The current release of Apache Storm offers no authentication or authorization. It does not encrypt any data being sent across the network, and does not attempt to restrict access to data stored on the local file system or in Apache Zookeeper. As such there are a number of different precautions you may want to enact outside of storm itself to be sure storm is running securely.

The exact detail of how to setup these precautions varies a lot and is beyond the scope of this document.

Network Security

It is generally a good idea to enable a firewall and restrict incoming network connections to only those originating from the cluster itself and from trusted hosts and services, a complete list of ports storm uses are below.

If the data your cluster is processing is sensitive it might be best to setup IPsec to encrypt all traffic being sent between the hosts in the cluster.

Ports

Default PortStorm ConfigClient Hosts/ProcessesServer
2181storm.zookeeper.portNimbus, Supervisors, and Worker processesZookeeper
6627nimbus.thrift.portStorm clients, Supervisors, and UINimbus
8080ui.portClient Web BrowsersUI
8000logviewer.portClient Web BrowsersLogviewer
3772drpc.portExternal DRPC ClientsDRPC
3773drpc.invocations.portWorker ProcessesDRPC
670{0,1,2,3}supervisor.slots.portsWorker ProcessesWorker Processes

UI/Logviewer

The UI and logviewer processes provide a way to not only see what a cluster is doing, but also manipulate running topologies. In general these processes should not be exposed except to users of the cluster. It is often simplest to restrict these ports to only accept connections from local hosts, and then front them with another web server, like Apache httpd, that can authenticate/authorize incoming connections and proxy the connection to the storm process.
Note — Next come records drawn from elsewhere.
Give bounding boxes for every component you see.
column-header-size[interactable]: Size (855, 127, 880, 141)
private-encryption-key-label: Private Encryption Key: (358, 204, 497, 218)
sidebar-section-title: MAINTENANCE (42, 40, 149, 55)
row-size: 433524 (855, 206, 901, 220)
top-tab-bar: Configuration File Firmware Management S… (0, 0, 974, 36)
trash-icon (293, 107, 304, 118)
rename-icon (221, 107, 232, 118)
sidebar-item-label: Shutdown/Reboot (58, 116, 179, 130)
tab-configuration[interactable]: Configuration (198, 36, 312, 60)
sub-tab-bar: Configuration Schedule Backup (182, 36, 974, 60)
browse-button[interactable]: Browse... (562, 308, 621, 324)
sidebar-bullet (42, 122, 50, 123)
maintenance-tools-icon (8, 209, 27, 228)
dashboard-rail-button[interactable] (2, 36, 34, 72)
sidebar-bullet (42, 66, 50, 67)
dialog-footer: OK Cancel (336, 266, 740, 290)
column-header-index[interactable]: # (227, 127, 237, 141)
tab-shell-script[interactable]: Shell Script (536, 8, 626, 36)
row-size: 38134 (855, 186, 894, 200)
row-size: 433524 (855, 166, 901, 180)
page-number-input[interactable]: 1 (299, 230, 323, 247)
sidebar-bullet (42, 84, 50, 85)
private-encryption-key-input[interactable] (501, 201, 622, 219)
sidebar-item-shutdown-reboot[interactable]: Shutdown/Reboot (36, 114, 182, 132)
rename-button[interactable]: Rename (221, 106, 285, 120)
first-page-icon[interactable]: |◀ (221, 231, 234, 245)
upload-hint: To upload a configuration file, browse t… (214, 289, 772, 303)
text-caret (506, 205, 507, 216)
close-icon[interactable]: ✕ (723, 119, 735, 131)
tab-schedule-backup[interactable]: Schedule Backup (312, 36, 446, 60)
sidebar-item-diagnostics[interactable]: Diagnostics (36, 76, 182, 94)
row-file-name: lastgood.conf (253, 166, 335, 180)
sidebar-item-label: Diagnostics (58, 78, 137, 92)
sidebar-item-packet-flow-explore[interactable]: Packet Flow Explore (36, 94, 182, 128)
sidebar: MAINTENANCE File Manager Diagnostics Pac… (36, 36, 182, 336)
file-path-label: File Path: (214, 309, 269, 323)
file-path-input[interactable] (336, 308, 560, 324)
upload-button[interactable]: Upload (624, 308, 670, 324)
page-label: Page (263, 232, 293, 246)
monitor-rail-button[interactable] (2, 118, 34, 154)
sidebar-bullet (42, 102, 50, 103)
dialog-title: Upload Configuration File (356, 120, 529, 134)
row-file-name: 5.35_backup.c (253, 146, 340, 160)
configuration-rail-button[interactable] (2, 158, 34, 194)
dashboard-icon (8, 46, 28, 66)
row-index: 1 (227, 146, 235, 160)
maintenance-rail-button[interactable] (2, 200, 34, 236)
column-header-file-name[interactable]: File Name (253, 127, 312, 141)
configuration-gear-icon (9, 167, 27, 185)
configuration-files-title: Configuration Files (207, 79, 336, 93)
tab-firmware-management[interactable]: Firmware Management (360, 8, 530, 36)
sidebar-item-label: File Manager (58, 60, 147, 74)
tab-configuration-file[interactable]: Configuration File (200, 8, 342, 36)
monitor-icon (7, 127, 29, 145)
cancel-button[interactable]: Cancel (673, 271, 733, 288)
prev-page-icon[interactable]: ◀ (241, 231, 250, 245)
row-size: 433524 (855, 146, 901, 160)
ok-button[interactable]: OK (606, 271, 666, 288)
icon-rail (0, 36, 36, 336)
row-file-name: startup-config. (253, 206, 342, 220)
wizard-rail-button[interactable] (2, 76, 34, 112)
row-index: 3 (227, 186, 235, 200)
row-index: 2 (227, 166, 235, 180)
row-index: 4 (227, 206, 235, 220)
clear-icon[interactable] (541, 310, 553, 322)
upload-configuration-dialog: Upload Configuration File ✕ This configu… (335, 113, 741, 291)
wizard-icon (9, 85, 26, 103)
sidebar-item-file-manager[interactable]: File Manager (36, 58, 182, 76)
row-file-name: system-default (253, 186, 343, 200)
To make this work the ui process must have logviewer.port set to the port of the proxy in its storm.yaml, while the logviewers must have it set to the actual port that they are going to bind to.

Nimbus

Nimbus's Thrift port should be locked down as it can be used to control the entire cluster including running arbitrary user code on different nodes in the cluster. Ideally access to it is restricted to nodes within the cluster and possibly some gateway nodes that allow authorized users to log into them and run storm client commands.

DRPC

Each DRPC server has two different ports. The invocations port is accessed by worker processes within the cluster. The other port is accessed by external clients that want to query the topology. The external port should be restricted to hosts that you want to be able to do queries.

Supervisors

Supervisors are only clients they are not servers, and as such don't need special restrictions.

Workers

Worker processes receive data from each other. There is the option to encrypt this data using Blowfish by setting topology.tuple.serializer to backtype.storm.security.serialization.BlowfishTupleSerializer and setting topology.tuple.serializer.blowfish.key to a secret key you want your topology to use.

Zookeeper

Zookeeper uses other ports for communications within the ensemble the details of which are beyond the scope of this document. You should look at restricting Zookeeper access as well, because storm does not set up any ACLs for the data it write to Zookeeper.